You heard me correctly. Blacks can participate in racist actions against blacks. What I am talking about is institutional racism. Racism built into the system, into the culture, into the hearts and minds of all of the folks who live in a nation whose history for many centuries has been shot through with racist decisions, racist attitudes, racist preferences, racist wealth allocation. Racism as a natural and inescapable part of a power structure which protects the wealthy and powerful, and which the few African Americans who have recently entered positions within the power structure oppose at their peril.

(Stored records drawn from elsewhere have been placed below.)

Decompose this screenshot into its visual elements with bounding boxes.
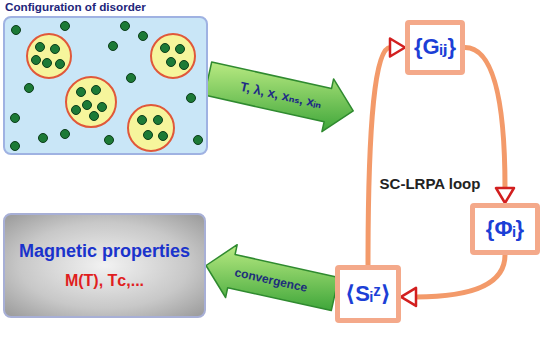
disorder-panel: Configuration of disorder: [3, 0, 208, 156]
panel-frame: [3, 16, 208, 155]
disorder-illustration: [3, 16, 208, 155]
input-arrow: [204, 62, 353, 132]
node-text: {Gᵢⱼ}: [414, 34, 456, 60]
arrow-head: [496, 188, 514, 203]
arrow-body: [204, 62, 353, 132]
arrow-body: [206, 245, 339, 311]
magnetization-box: ⟨Sᵢᶻ⟩: [335, 265, 401, 323]
loop-line: [465, 48, 505, 189]
node-text: ⟨Sᵢᶻ⟩: [345, 281, 391, 307]
results-box: Magnetic propertiesM(T), Tᴄ,...: [3, 213, 206, 318]
loop-arrow: [368, 39, 405, 266]
node-text: Magnetic properties: [19, 241, 190, 263]
node-subtext: M(T), Tᴄ,...: [65, 271, 144, 290]
arrow-head: [401, 288, 416, 306]
loop-line: [368, 48, 390, 266]
node-text: {Φᵢ}: [486, 216, 524, 242]
green-function-box: {Gᵢⱼ}: [405, 20, 465, 75]
loop-line: [416, 255, 505, 297]
field-box: {Φᵢ}: [470, 203, 540, 255]
dashed-border: [329, 3, 550, 347]
loop-arrow: [401, 255, 505, 306]
arrow-head: [390, 39, 405, 57]
node-text: Configuration of disorder: [3, 0, 208, 14]
node-text: SC-LRPA loop: [380, 175, 481, 193]
convergence-arrow: [206, 245, 339, 311]
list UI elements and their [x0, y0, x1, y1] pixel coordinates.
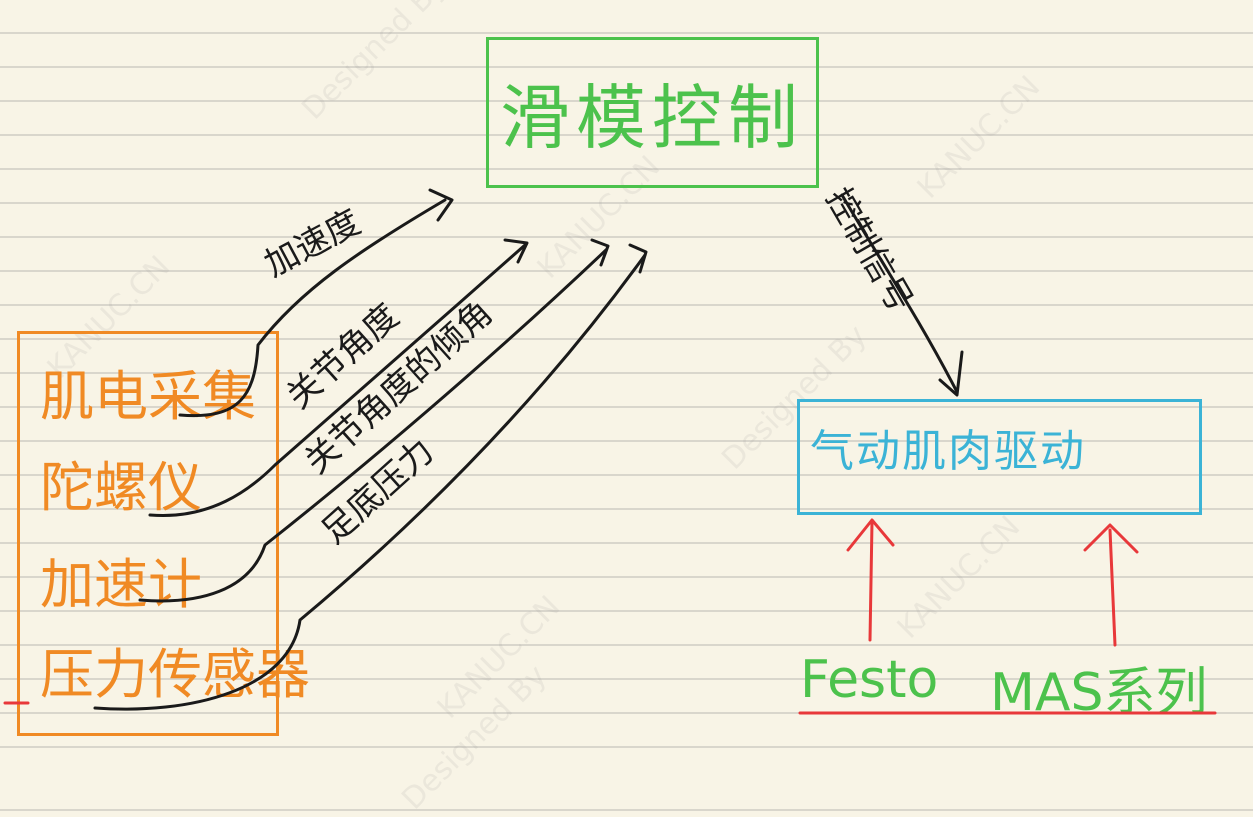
arrow-mas [1108, 528, 1117, 647]
arrowhead-control-signal [938, 350, 964, 397]
arrowhead-joint-tilt [590, 238, 610, 267]
arrowhead-festo [846, 518, 895, 552]
sensor-accelerometer: 加速计 [40, 553, 202, 616]
actuator-title: 气动肌肉驱动 [810, 426, 1086, 477]
arrow-joint-tilt [138, 248, 608, 603]
sensor-emg: 肌电采集 [40, 365, 256, 428]
arrow-joint-angle [148, 243, 527, 518]
arrowhead-acceleration [428, 188, 454, 222]
connector-layer [3, 188, 1217, 715]
arrow-foot-pressure [93, 253, 647, 711]
arrow-control-signal [840, 193, 959, 394]
arrowhead-mas [1083, 523, 1139, 554]
hardware-festo: Festo [800, 650, 939, 710]
control-title: 滑模控制 [500, 77, 804, 159]
actuator-box [797, 399, 1202, 515]
arrowhead-foot-pressure [628, 243, 648, 274]
sensor-gyroscope: 陀螺仪 [40, 456, 202, 519]
arrow-festo [868, 520, 874, 642]
arrow-acceleration [178, 198, 447, 418]
arrowhead-joint-angle [503, 238, 529, 264]
control-box [486, 37, 819, 188]
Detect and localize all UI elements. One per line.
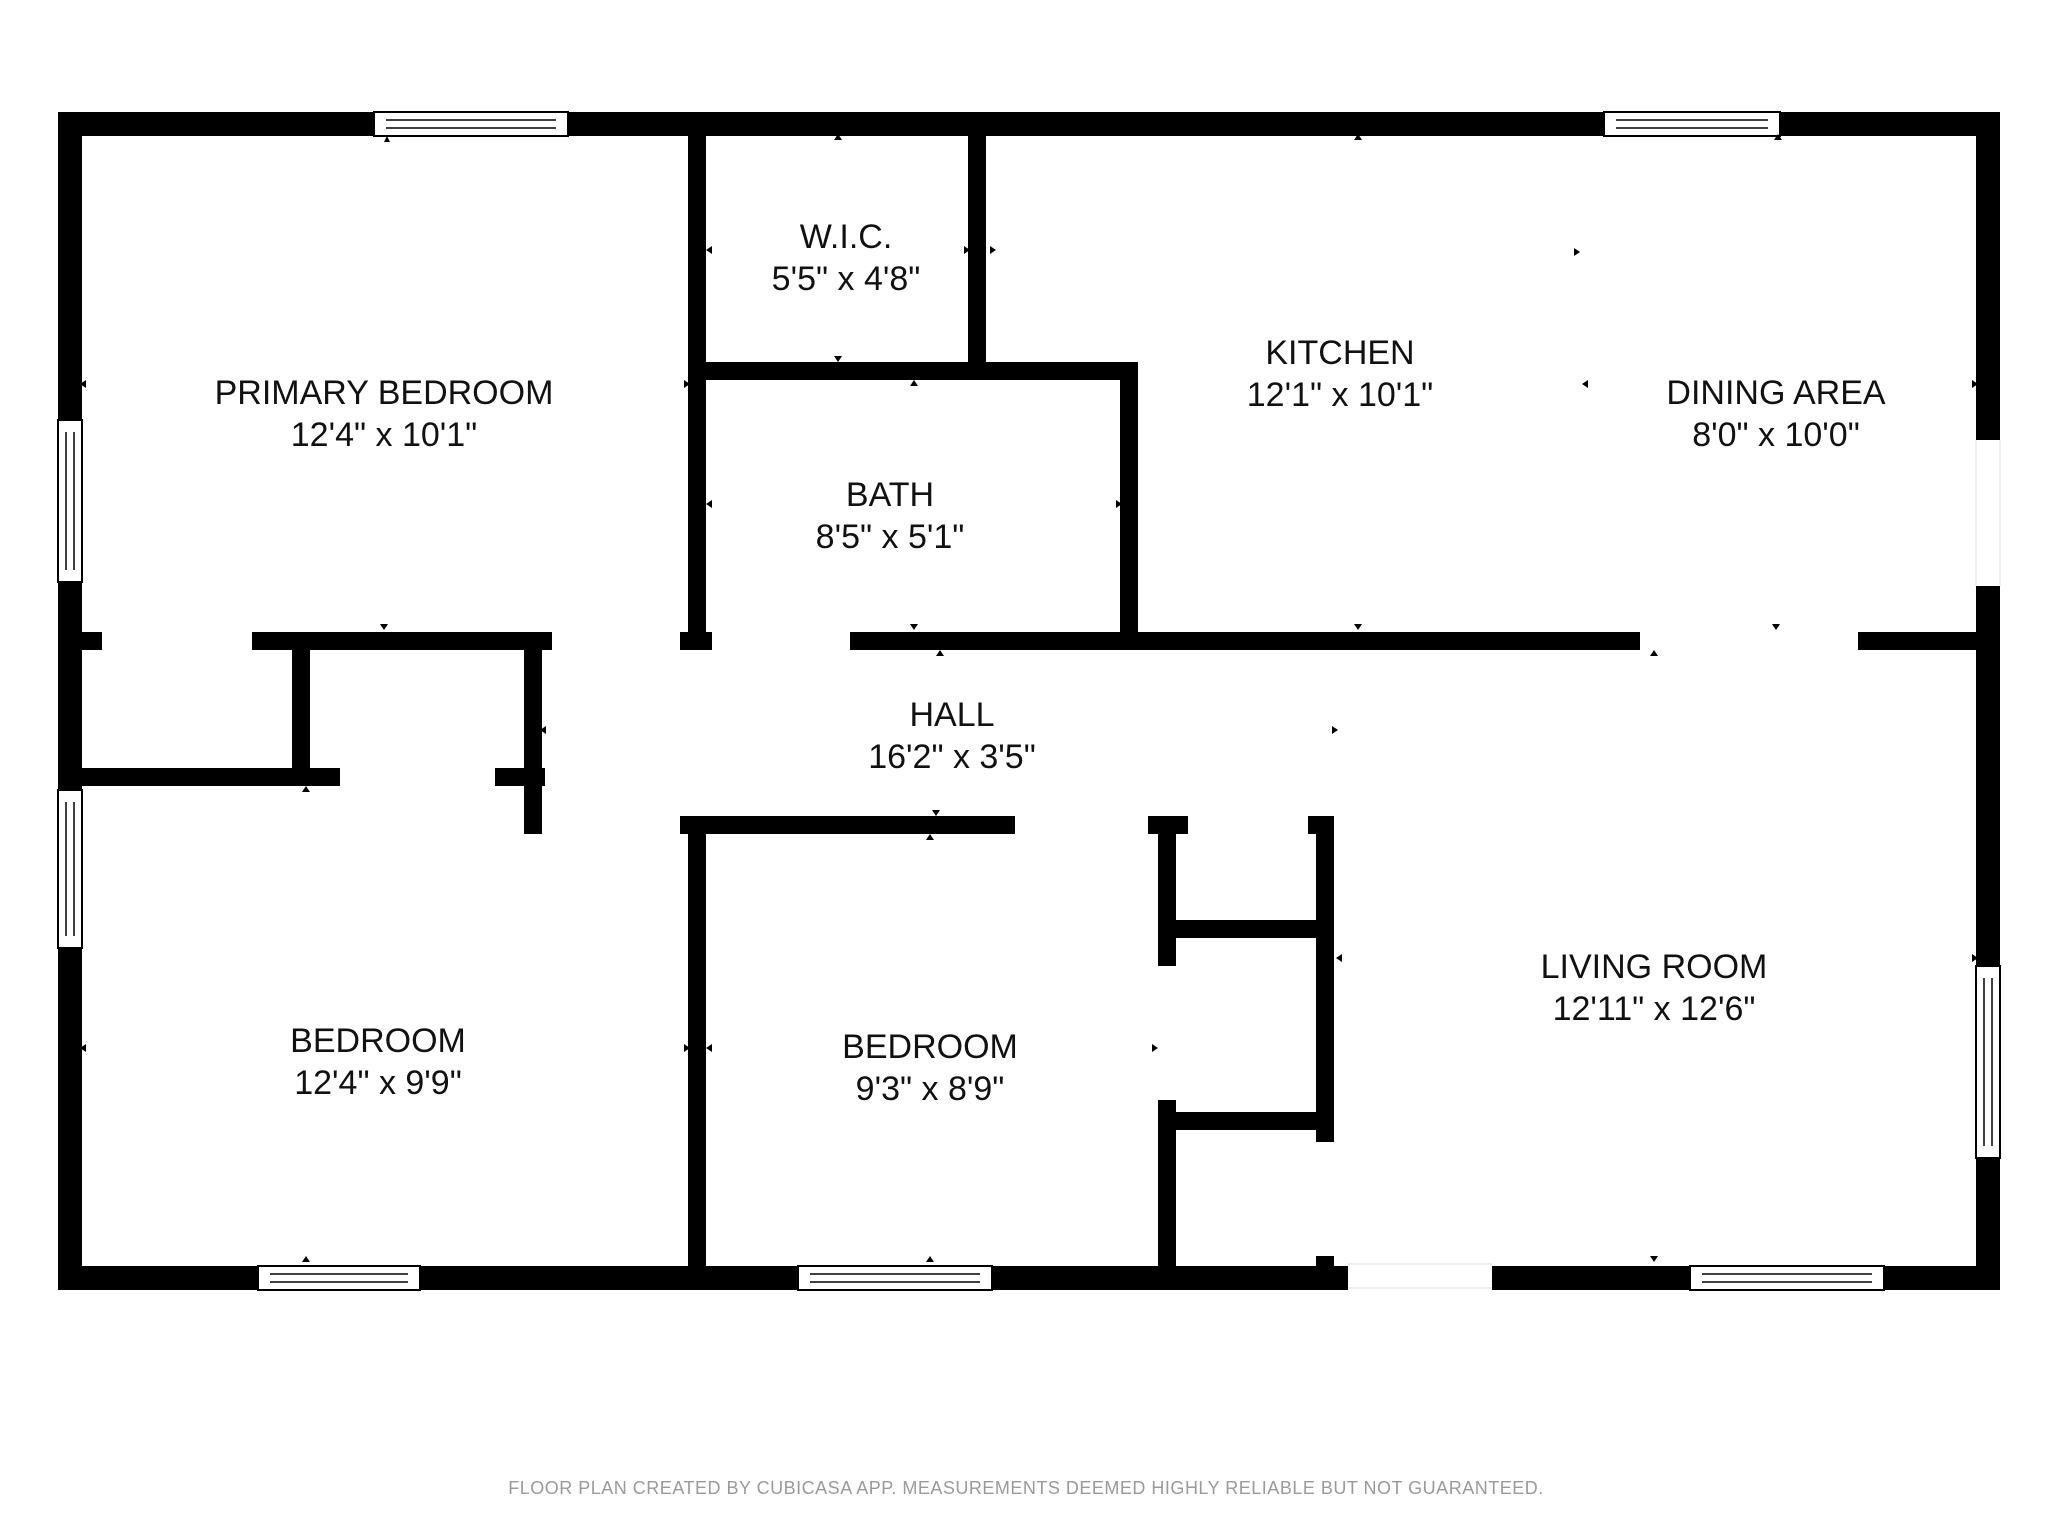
room-name-primary-bedroom: PRIMARY BEDROOM bbox=[215, 374, 554, 412]
room-name-bedroom-left: BEDROOM bbox=[290, 1022, 466, 1060]
window-bedroom-middle-bottom bbox=[797, 1265, 993, 1291]
room-dims-primary-bedroom: 12'4" x 10'1" bbox=[291, 416, 477, 454]
openings bbox=[1154, 440, 2004, 1294]
room-name-hall: HALL bbox=[909, 696, 994, 734]
room-dims-bath: 8'5" x 5'1" bbox=[816, 518, 965, 556]
room-name-wic: W.I.C. bbox=[800, 218, 893, 256]
window-bedroom-left bbox=[57, 789, 83, 949]
window-primary-left bbox=[57, 419, 83, 583]
room-dims-bedroom-left: 12'4" x 9'9" bbox=[294, 1064, 462, 1102]
measure-ticks bbox=[80, 134, 1978, 1262]
room-dims-bedroom-middle: 9'3" x 8'9" bbox=[856, 1070, 1005, 1108]
room-name-dining-area: DINING AREA bbox=[1666, 374, 1885, 412]
room-name-living-room: LIVING ROOM bbox=[1541, 948, 1768, 986]
exterior-walls bbox=[58, 112, 2000, 1290]
room-dims-dining-area: 8'0" x 10'0" bbox=[1692, 416, 1860, 454]
room-name-kitchen: KITCHEN bbox=[1265, 334, 1414, 372]
window-living-right bbox=[1975, 965, 2001, 1159]
room-name-bedroom-middle: BEDROOM bbox=[842, 1028, 1018, 1066]
window-primary-top bbox=[373, 111, 569, 137]
room-dims-hall: 16'2" x 3'5" bbox=[868, 738, 1036, 776]
room-dims-wic: 5'5" x 4'8" bbox=[772, 260, 921, 298]
room-name-bath: BATH bbox=[846, 476, 934, 514]
room-labels: PRIMARY BEDROOM 12'4" x 10'1" W.I.C. 5'5… bbox=[215, 218, 1886, 1108]
window-dining-top bbox=[1603, 111, 1781, 137]
window-living-bottom bbox=[1689, 1265, 1885, 1291]
interior-walls bbox=[58, 130, 2000, 1290]
room-dims-living-room: 12'11" x 12'6" bbox=[1553, 990, 1756, 1028]
window-bedroom-bottom bbox=[257, 1265, 421, 1291]
room-dims-kitchen: 12'1" x 10'1" bbox=[1247, 376, 1433, 414]
disclaimer-text: FLOOR PLAN CREATED BY CUBICASA APP. MEAS… bbox=[508, 1478, 1543, 1498]
windows bbox=[57, 111, 2001, 1291]
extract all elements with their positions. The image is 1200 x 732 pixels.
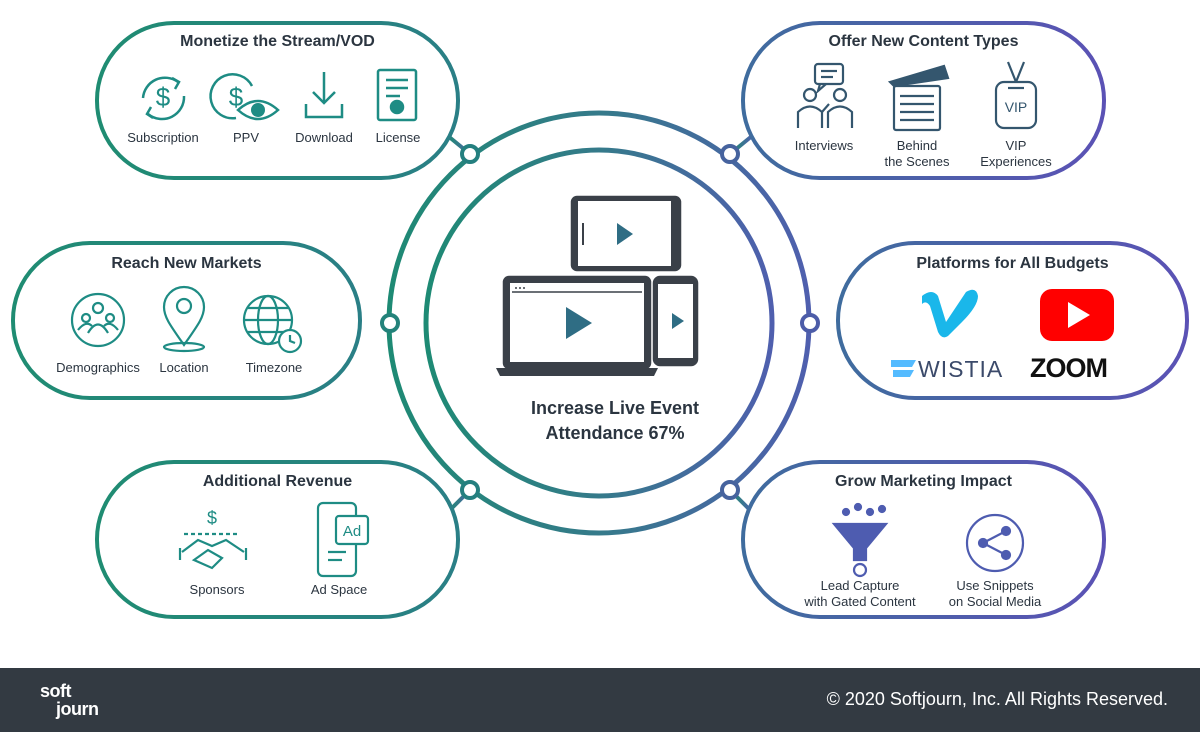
center-line-2: Attendance 67%: [545, 423, 685, 443]
label-location: Location: [159, 360, 209, 375]
label-social-media: on Social Media: [948, 594, 1042, 609]
label-ad-space: Ad Space: [310, 582, 368, 597]
box-marketing-title: Grow Marketing Impact: [835, 473, 1012, 490]
clapperboard-icon: [887, 64, 950, 132]
box-content-title: Offer New Content Types: [828, 33, 1019, 50]
label-download: Download: [295, 130, 353, 145]
label-demographics: Demographics: [56, 360, 140, 375]
label-gated-content: with Gated Content: [804, 594, 916, 609]
label-timezone: Timezone: [245, 360, 303, 375]
box-markets: [11, 241, 362, 400]
download-icon: [304, 72, 344, 119]
box-revenue: [95, 460, 460, 619]
label-license: License: [375, 130, 421, 145]
zoom-logo: ZOOM: [1030, 353, 1108, 383]
label-interviews: Interviews: [794, 138, 854, 153]
svg-text:VIP: VIP: [1005, 99, 1028, 115]
footer: soft journ © 2020 Softjourn, Inc. All Ri…: [0, 668, 1200, 732]
certificate-icon: [376, 68, 418, 122]
logo-journ: journ: [56, 699, 99, 719]
vimeo-logo: [922, 289, 978, 338]
globe-clock-icon: [242, 294, 303, 354]
people-group-icon: [70, 292, 126, 348]
connector-nodes: [380, 144, 820, 500]
dollar-eye-icon: $: [209, 73, 280, 121]
center-headline: Increase Live Event Attendance 67%: [490, 396, 740, 446]
dollar-cycle-icon: $: [141, 76, 186, 121]
box-revenue-title: Additional Revenue: [202, 473, 353, 490]
label-ppv: PPV: [232, 130, 259, 145]
label-vip: VIP: [1005, 138, 1027, 153]
wistia-logo: WISTIA: [918, 356, 1004, 382]
wistia-mark: [891, 360, 916, 377]
label-behind: Behind: [896, 138, 938, 153]
copyright-text: © 2020 Softjourn, Inc. All Rights Reserv…: [826, 689, 1168, 709]
label-the-scenes: the Scenes: [884, 154, 950, 169]
box-monetize: [95, 21, 460, 180]
box-content: [741, 21, 1106, 180]
box-platforms: [836, 241, 1189, 400]
label-sponsors: Sponsors: [189, 582, 245, 597]
box-marketing: [741, 460, 1106, 619]
interview-icon: [796, 62, 854, 128]
label-use-snippets: Use Snippets: [956, 578, 1034, 593]
box-monetize-title: Monetize the Stream/VOD: [180, 33, 375, 50]
label-experiences: Experiences: [980, 154, 1052, 169]
label-lead-capture: Lead Capture: [820, 578, 900, 593]
svg-text:$: $: [229, 82, 244, 112]
diagram: $ $: [11, 21, 1189, 619]
box-platforms-title: Platforms for All Budgets: [916, 255, 1109, 272]
devices-illustration: [496, 195, 699, 376]
svg-text:$: $: [156, 82, 171, 112]
location-pin-icon: [162, 285, 206, 353]
logo-soft: soft: [40, 681, 72, 701]
youtube-logo: [1040, 289, 1114, 341]
center-line-1: Increase Live Event: [530, 398, 700, 418]
vip-badge-icon: VIP: [994, 61, 1038, 130]
box-markets-title: Reach New Markets: [111, 255, 262, 272]
label-subscription: Subscription: [127, 130, 199, 145]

While rarely a matter of that overt intentionality so precious to individualists and liberals - mostly white - who smugly assure themselves that they have conquered their own racism, institutional racism nevertheless operates through people, and it chews up human beings and spits them out. Censorship is drastic, damaging to any student but especially to a brilliant one, violative of that most American value, freedom of speech. Censorship sets a terrible model for training young Americans to be open with their feelings, to express themselves, to think and act for themselves, to be active citizens in a free democracy. Yet racist censorship was visited upon Kohl Fallin by her high school authorities, and it has not been corrected despite her strenuous efforts and those of her parents and other allies. Racism is with us still.


Wythe Holt is a lawyer, historian, and writer who lives in Alabama, who is mad as hell and isn't going to take it any more, and who works to eliminate institutional racism.